To date, Fellows have focused on: Admission prevention through work with GP surgeries and urgent outpatient services; Discharge processes such as “Discharge to assess”; Developing protocols supporting home management of conditions usually requiring admission. They have learnt how to develop business cases for service change to better meet patient needs.

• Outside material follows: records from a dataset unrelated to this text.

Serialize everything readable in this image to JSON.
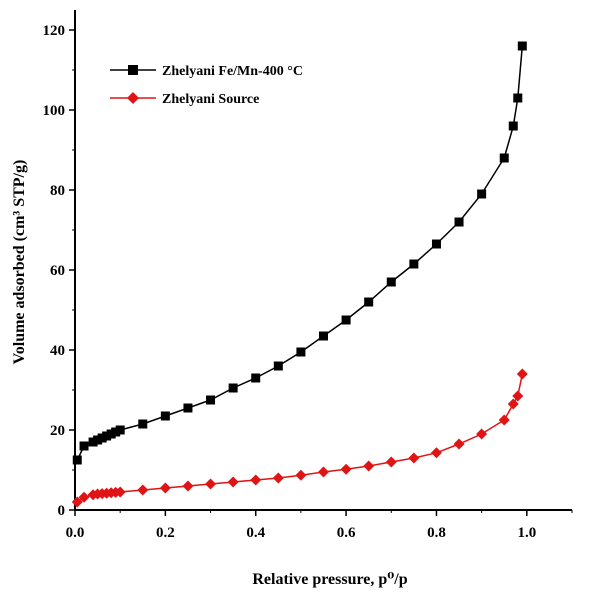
{
  "chart_data": {
    "type": "line",
    "title": "",
    "xlabel": "Relative pressure, p⁰/p",
    "ylabel": "Volume adsorbed (cm³ STP/g)",
    "xlim": [
      0,
      1.1
    ],
    "ylim": [
      0,
      125
    ],
    "x_ticks": [
      "0.0",
      "0.2",
      "0.4",
      "0.6",
      "0.8",
      "1.0"
    ],
    "y_ticks": [
      "0",
      "20",
      "40",
      "60",
      "80",
      "100",
      "120"
    ],
    "x_tick_values": [
      0,
      0.2,
      0.4,
      0.6,
      0.8,
      1.0
    ],
    "y_tick_values": [
      0,
      20,
      40,
      60,
      80,
      100,
      120
    ],
    "grid": false,
    "legend_position": "top-left",
    "series": [
      {
        "name": "Zhelyani Fe/Mn-400 °C",
        "color": "#000000",
        "marker": "square",
        "x": [
          0.005,
          0.02,
          0.04,
          0.05,
          0.06,
          0.07,
          0.08,
          0.09,
          0.1,
          0.15,
          0.2,
          0.25,
          0.3,
          0.35,
          0.4,
          0.45,
          0.5,
          0.55,
          0.6,
          0.65,
          0.7,
          0.75,
          0.8,
          0.85,
          0.9,
          0.95,
          0.97,
          0.98,
          0.99
        ],
        "y": [
          12.5,
          16,
          17,
          17.5,
          18,
          18.5,
          19,
          19.5,
          20,
          21.5,
          23.5,
          25.5,
          27.5,
          30.5,
          33,
          36,
          39.5,
          43.5,
          47.5,
          52,
          57,
          61.5,
          66.5,
          72,
          79,
          88,
          96,
          103,
          116
        ]
      },
      {
        "name": "Zhelyani Source",
        "color": "#e01414",
        "marker": "diamond",
        "x": [
          0.005,
          0.02,
          0.04,
          0.05,
          0.06,
          0.07,
          0.08,
          0.09,
          0.1,
          0.15,
          0.2,
          0.25,
          0.3,
          0.35,
          0.4,
          0.45,
          0.5,
          0.55,
          0.6,
          0.65,
          0.7,
          0.75,
          0.8,
          0.85,
          0.9,
          0.95,
          0.97,
          0.98,
          0.99
        ],
        "y": [
          2,
          3.2,
          3.8,
          4,
          4.1,
          4.2,
          4.3,
          4.4,
          4.5,
          5,
          5.5,
          6,
          6.5,
          7,
          7.5,
          8,
          8.7,
          9.5,
          10.2,
          11,
          12,
          13,
          14.3,
          16.5,
          19,
          22.5,
          26.5,
          28.5,
          34
        ]
      }
    ]
  }
}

The fellows have compiled many case vignettes which demonstrate, on a personal level, the benefit to patients, and on a systems level, the ability to prevent admissions and improve discharges.
The fellows share good practice with other extensivists, and are due to visit ‘Symphony’ Somerset CCG Vanguard site in Yeovil, the Health and Social care Hub in Weymouth and the SW New Forest Vanguard site.
We are in discussion regarding setting up a National forum for extensivists and developing a curriculum for extensivist training in collaboration with the RCGP and RCP Specialty Advisory Committee for Geriatric Medicine.